As more high-end mid-rise complexes and luxury livings spaces make their way into the South Loop, not everyone views the addition of spaces such as the AMLI Lofts cynically.
The arrival of the AMLI Lofts has prompted neighboring apartment complexes to spruce up their spaces for competition’s sake, consequentially displacing some residents that have been there “since the 1970s,” said MaryAnn Marsh, a South Loop resident, small business owner and realtor at @Properties.
“As resident, I’m not happy to see the older people being pushed out,” Marsh said. “As a business woman and a realtor, I’m excited for the change.”
She used the 1130 S. Michigan apartment complex as an example; like other South Loop housing establishments, they are competing with the AMLI Lofts by renovating their lobby and sunroof.
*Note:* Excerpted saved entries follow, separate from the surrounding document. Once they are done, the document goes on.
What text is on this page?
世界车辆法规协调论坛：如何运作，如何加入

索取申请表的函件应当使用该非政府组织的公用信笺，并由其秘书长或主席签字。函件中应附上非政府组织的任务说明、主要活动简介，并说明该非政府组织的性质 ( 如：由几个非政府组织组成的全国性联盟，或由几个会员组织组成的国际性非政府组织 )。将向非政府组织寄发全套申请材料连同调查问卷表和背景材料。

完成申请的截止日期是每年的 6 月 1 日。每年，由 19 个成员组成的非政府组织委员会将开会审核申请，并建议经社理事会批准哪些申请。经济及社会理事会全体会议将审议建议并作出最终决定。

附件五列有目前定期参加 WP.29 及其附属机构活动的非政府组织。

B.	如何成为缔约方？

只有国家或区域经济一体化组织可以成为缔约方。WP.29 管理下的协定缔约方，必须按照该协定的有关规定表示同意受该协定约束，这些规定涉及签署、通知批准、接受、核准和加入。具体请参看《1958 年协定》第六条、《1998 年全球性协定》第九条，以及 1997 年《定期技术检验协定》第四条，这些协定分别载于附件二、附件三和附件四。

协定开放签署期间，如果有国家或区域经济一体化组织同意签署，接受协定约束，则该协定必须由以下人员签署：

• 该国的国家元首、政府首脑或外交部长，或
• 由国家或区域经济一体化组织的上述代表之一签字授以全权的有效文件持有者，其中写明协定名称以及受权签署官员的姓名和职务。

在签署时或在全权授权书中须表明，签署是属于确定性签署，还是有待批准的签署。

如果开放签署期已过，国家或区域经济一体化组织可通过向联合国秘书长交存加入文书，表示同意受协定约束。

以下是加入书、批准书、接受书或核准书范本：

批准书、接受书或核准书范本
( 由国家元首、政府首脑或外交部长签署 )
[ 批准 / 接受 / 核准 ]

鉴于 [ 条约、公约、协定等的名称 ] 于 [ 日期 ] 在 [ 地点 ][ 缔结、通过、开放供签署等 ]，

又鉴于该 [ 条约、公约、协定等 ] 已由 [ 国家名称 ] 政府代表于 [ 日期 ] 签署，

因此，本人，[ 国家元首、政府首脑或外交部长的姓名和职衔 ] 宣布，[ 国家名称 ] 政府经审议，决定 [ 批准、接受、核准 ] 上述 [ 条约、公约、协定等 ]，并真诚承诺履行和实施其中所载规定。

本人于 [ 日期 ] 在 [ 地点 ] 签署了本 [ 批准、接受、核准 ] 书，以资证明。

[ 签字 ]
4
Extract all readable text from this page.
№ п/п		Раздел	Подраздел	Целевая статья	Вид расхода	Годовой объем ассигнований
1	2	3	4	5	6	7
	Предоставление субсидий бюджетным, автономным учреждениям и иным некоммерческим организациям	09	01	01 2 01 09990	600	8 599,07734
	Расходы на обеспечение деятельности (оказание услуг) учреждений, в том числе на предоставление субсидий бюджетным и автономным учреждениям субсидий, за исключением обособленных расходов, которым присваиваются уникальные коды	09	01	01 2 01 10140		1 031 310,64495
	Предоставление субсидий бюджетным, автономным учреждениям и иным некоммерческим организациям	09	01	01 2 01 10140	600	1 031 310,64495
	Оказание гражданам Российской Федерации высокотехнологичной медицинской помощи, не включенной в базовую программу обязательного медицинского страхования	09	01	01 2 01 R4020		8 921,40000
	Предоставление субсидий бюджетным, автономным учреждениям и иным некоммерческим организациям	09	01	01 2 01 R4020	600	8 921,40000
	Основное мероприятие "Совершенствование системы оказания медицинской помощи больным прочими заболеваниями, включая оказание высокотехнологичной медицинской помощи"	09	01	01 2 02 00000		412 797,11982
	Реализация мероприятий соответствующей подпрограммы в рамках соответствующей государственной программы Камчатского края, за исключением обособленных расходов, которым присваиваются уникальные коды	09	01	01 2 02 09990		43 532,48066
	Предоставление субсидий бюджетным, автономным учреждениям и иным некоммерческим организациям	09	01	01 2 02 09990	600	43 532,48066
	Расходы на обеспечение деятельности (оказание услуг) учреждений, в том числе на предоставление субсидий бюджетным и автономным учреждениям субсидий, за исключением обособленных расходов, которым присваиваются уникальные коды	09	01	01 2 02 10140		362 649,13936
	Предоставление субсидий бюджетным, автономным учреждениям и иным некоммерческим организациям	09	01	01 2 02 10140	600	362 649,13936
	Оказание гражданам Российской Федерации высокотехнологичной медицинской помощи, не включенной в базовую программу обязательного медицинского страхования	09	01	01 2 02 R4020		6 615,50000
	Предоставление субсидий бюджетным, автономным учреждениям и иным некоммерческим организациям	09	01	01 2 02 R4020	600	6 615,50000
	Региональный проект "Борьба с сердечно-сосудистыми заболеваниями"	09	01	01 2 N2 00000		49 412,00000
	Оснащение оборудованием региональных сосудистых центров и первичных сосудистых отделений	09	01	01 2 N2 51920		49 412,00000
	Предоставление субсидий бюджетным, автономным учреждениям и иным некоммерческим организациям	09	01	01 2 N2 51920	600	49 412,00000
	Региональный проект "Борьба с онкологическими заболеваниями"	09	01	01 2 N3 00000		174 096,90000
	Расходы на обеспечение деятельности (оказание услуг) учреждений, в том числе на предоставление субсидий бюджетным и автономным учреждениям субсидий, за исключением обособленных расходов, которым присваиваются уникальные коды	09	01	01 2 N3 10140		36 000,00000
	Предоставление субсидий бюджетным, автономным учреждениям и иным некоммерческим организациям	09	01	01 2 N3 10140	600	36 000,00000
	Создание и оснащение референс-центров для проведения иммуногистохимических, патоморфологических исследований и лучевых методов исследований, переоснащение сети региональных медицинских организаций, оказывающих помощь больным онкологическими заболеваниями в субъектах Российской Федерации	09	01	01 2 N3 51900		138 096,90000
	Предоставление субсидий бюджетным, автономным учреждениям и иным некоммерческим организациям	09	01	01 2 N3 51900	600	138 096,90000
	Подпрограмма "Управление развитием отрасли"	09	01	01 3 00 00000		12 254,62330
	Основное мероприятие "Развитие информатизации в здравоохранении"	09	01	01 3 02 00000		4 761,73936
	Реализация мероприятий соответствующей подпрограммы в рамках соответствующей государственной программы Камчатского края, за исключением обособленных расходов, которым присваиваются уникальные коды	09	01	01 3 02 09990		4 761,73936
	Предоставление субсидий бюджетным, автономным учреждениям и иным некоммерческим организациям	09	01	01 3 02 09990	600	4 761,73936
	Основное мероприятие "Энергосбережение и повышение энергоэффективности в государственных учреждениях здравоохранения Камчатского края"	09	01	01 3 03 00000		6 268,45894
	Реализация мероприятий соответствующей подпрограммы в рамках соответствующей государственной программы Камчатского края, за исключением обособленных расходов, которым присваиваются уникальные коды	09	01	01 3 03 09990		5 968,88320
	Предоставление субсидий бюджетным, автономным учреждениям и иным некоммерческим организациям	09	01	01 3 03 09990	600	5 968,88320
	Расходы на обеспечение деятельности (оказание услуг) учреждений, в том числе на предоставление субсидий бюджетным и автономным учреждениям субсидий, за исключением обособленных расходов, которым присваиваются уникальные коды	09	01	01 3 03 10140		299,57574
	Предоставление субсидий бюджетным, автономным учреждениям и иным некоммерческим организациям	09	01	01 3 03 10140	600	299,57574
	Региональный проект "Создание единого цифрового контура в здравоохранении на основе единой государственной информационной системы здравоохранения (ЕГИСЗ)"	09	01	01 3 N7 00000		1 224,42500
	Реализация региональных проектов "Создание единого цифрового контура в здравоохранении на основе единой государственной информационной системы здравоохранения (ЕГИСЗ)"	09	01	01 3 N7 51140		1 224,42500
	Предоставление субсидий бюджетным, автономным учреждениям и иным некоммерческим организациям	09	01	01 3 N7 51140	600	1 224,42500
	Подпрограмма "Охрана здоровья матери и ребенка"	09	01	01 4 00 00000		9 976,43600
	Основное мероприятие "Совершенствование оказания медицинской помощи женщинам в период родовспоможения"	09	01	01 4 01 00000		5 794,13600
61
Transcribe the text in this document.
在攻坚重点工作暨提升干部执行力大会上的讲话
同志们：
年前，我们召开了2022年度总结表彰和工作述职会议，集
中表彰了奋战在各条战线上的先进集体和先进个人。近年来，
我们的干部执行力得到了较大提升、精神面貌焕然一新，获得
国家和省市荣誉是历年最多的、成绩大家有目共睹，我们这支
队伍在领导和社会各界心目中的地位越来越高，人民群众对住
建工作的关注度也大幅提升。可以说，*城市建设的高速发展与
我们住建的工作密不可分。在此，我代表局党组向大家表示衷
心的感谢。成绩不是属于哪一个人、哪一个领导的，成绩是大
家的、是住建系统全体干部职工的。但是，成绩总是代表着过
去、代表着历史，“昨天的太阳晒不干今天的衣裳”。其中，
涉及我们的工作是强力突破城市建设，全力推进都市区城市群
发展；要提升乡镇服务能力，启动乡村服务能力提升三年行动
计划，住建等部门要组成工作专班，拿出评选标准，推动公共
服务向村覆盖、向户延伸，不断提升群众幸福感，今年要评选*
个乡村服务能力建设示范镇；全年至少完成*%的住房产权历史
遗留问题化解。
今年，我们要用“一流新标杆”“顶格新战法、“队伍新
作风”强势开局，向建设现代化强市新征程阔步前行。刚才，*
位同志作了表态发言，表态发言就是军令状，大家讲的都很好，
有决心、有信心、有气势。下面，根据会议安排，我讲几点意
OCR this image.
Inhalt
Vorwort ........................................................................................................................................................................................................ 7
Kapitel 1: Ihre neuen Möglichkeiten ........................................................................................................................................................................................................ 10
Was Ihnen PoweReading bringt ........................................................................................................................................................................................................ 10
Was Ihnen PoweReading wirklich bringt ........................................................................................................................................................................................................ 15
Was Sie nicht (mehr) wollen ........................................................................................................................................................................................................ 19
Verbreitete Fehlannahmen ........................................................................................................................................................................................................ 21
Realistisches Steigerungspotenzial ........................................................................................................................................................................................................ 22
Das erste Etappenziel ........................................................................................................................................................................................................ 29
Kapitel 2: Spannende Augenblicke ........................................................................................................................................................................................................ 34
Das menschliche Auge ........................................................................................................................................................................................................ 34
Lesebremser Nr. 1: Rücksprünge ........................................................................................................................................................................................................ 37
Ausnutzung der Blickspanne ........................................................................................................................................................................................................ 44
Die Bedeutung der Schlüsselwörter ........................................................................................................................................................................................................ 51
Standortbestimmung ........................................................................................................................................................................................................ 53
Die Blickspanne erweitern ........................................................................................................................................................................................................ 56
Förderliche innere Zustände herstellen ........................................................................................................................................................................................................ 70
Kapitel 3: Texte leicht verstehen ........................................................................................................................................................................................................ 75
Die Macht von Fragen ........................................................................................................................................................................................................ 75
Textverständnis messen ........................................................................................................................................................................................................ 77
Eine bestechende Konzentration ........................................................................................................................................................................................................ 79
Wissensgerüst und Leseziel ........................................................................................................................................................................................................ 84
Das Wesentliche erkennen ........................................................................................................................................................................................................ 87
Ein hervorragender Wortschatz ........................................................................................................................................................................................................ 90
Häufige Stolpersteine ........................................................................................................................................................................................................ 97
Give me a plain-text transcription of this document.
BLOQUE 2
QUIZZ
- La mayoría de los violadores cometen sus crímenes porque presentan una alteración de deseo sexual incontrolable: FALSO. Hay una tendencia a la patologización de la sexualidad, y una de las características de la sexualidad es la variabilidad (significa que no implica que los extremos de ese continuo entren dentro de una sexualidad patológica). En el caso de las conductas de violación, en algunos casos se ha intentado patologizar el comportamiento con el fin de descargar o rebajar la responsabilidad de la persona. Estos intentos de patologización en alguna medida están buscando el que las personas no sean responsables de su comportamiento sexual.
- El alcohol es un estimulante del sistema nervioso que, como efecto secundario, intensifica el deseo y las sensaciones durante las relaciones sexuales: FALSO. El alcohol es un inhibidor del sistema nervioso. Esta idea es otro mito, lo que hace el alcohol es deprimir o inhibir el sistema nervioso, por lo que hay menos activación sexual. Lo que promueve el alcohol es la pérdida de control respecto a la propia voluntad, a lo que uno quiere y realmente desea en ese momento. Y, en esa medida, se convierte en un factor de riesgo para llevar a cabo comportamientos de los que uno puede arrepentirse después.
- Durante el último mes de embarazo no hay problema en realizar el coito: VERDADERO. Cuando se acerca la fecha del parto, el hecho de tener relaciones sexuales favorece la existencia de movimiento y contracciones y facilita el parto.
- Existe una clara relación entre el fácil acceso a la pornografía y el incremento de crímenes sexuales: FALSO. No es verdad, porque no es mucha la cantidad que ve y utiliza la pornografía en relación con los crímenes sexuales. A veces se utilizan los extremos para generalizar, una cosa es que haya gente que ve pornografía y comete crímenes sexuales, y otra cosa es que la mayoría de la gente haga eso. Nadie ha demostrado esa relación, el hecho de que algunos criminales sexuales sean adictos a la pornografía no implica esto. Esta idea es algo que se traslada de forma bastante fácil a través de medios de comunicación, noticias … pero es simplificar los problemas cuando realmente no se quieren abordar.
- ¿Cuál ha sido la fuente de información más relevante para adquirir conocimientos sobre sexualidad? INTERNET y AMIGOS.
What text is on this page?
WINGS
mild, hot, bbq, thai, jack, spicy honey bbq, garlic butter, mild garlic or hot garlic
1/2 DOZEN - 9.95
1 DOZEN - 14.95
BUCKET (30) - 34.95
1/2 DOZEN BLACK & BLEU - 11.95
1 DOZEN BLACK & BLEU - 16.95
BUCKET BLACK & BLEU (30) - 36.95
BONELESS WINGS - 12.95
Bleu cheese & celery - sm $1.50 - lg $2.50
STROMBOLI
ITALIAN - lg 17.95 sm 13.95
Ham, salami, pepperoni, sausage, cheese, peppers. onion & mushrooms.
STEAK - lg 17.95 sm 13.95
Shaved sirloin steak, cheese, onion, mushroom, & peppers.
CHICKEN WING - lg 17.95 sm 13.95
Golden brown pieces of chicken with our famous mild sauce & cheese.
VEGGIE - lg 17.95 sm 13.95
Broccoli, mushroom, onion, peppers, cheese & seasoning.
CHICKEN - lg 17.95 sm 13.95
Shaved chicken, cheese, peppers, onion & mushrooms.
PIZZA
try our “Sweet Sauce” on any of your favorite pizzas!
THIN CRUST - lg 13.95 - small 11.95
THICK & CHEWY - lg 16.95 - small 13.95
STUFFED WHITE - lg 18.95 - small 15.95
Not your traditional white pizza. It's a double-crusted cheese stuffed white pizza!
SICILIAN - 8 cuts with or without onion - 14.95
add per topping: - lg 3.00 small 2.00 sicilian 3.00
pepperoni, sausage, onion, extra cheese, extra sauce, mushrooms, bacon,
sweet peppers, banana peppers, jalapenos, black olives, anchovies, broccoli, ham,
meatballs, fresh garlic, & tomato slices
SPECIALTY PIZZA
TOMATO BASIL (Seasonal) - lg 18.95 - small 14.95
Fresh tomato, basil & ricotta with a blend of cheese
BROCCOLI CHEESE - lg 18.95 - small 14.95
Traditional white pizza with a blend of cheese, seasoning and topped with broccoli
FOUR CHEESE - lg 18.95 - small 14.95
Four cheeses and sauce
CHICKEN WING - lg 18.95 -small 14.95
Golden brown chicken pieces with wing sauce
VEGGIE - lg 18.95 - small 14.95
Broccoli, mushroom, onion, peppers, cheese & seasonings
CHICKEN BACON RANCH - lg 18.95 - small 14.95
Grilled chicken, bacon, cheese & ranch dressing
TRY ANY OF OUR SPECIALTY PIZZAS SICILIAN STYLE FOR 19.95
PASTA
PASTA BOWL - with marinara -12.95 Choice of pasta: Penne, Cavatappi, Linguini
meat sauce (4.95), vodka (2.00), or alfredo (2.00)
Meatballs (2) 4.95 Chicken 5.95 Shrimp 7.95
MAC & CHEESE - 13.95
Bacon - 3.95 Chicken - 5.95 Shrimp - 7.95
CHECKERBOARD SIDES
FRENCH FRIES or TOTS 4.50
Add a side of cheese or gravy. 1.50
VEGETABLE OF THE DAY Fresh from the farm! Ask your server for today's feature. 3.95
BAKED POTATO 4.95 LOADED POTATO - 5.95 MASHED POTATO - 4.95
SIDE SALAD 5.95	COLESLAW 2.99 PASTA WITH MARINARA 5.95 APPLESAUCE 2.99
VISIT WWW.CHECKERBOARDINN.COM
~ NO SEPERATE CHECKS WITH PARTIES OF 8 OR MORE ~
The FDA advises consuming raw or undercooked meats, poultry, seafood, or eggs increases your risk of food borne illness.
Marsh said due to the AMLI Lofts and other luxury developments like them, the overall rent costs will most likely rise in return.
Since it’s the people of “moderate to high wealth” that are going to be the cause of property taxes to go up, hearing the acronym NIMBY, or “not in my backyard,” from developers is “almost ironic,” Juan Moreno said.
As the President of JGMA Architecture Firm and steadfast believer “that good design should not be exclusive to the affluent.“ He said he hears NIMBY discussed when developers are trying to build a homeless shelter in a community and there is the underlying “connotation that you’re bringing in a lower-class demographic.”
But “AMLI isn’t the problem,” isolating entire communities of people is “the deeper issue,” Moreno said.
“As a city we need to have a better zoning program rather than segregating the city’s people,” Moreno said. “I would love to see a better solution to mixed income living. And there isn’t one.”
An example was when the Pacific Garden Mission homeless shelter was pressured by the city of Chicago in 2004 to move from its South Loop location. Due to ongoing gentrification in the neighborhood, settled into their current location at 14th Place and Canal Street that December.
He continued, saying at the center of positive development and diverse living is education-centered development — that if those education-centered developments are executed properly, more cafes and small businesses will crop up.
“The wonderful thing that is happening to the South Loop is the influx of housing for students … If students start to leave because of the “AMLI scenario,” it would be a shame.”
And a possible light at the end of the glass walkway? Moreno will continue to hope more student housing will be built instead.
“We as a city, as a society, have to a better job at integrated planning,” Moreno said. “We are so damn segregated in this city. The richest communities culturally are those that are the most diverse.”